1: From that genius of cooking, both haute cuisine and weeknight dinner, Sara Moulton:
In one way or another, lasagne seems to derive from the classical Latin laganum. But what was laganum? Something made of flour and oil, a cake. The word itself derived from a Greek work for chamber pot, which was humorously applied to cooking pots. And like many other, better-known cases of synecdochical food names, the container came to stand for the thing it contained. And eventually, by a process no one knows with any certainly, laganum emerged as a word for a flat noodle in very early modern, southern Italy. If you are persuaded by all the evidence collected by Clifford A. Wright, you will be ready to believe that in Sicily, an Arab noodle cuisine collided with the Italian kitchen vocabulary and co-opted laganum and its variant lasanon to describe the new "cakes" coming in from North Africa. Would you be happier about this theory if you had evidence of a survival of an "oriental" Arab pasta in Sicily?

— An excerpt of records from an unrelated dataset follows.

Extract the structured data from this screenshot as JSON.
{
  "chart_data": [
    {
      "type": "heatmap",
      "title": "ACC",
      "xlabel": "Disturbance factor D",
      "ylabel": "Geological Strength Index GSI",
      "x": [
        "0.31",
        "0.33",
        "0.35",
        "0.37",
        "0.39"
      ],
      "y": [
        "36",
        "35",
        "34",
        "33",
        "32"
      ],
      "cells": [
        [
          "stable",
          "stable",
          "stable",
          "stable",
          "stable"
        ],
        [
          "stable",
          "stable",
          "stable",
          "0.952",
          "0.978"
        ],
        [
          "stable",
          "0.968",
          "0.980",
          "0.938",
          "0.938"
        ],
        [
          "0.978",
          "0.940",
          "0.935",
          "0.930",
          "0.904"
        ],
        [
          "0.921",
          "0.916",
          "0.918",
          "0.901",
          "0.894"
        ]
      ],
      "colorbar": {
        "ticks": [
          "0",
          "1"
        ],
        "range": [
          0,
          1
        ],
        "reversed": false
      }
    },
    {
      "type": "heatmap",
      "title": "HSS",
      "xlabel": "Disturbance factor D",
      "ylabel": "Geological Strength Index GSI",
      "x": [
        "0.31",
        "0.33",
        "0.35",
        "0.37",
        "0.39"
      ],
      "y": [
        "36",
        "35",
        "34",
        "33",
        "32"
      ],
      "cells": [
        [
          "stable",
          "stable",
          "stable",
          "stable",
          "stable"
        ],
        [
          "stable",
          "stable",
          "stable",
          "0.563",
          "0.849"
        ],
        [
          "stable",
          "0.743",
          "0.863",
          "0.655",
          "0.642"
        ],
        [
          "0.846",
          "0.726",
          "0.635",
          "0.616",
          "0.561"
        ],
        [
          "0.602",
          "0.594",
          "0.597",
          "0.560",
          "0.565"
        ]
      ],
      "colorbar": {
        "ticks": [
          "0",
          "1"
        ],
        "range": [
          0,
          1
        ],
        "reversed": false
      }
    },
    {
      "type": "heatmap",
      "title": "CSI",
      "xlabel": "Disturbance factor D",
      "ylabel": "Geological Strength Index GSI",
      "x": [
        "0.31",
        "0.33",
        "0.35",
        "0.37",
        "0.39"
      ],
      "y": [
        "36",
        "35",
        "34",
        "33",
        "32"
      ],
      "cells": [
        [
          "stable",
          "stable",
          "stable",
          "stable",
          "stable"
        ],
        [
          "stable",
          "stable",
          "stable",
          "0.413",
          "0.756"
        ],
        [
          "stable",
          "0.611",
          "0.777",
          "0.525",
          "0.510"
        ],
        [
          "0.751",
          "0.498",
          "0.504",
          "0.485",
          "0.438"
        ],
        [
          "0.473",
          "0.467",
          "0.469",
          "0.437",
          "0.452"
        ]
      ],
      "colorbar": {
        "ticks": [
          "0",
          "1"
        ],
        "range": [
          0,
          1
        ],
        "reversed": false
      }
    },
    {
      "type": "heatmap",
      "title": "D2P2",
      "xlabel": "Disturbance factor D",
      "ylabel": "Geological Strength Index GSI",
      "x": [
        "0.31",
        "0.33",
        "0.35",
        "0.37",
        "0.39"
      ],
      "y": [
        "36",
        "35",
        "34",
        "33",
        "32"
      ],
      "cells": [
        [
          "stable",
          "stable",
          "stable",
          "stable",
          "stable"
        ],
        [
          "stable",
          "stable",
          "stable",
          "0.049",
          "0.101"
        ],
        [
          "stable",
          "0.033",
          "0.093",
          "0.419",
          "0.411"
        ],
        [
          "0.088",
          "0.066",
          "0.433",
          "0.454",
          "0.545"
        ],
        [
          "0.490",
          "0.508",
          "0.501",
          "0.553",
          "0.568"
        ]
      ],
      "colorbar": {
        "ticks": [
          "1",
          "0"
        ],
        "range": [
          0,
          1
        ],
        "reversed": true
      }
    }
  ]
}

Mary Taylor Simeti provides one in Pomp and Sustenance, Twenty-Five Centuries of Sicilian Food. Sciabbo, a Christmas noodle dish eaten in Enna in central Sicily, combines ruffled lasagna (sciabbo-jabot, French for a ruffled shirtfront) with cinnamon and sugar, typical Near Eastern spices then and now.
Greek and Arabic connections to lasagna? Wow! And cinnamony lasagna? YUM! Sounds like my middle eastern mother's spaghetti sauce recipe. Here's the foodtv page this came from (with lasagna al forno recipe).
2: This one is from a somewhat sad New York Times article about dry-cured salami, and how restrictive Health Department guidelines are sending this millenia-old artisanal specialty to extinction:
The process of curing meat has been refined over thousands of years by people who are on intimate terms with their handiwork. Food historians believe that the Romans picked up the craft from the Lucanians, a tribe that for almost 1,000 years ruled part of what is now Basilicata in southern Italy, developing a reputation for sausages while fending off imperial conquerors. The Greek sausage loukanika and its Mediterranean cousins the longaniza (Spain), luganega (Italy), and linguiça (Portugal) are all descendants of the ancient lucanicus.
I would never have discerned a connection between loukanika and linguiça. Here's the article (you'll probably need to register.. but you know about bugmenot.com, right?).
Ahh food etymology, you never fail me.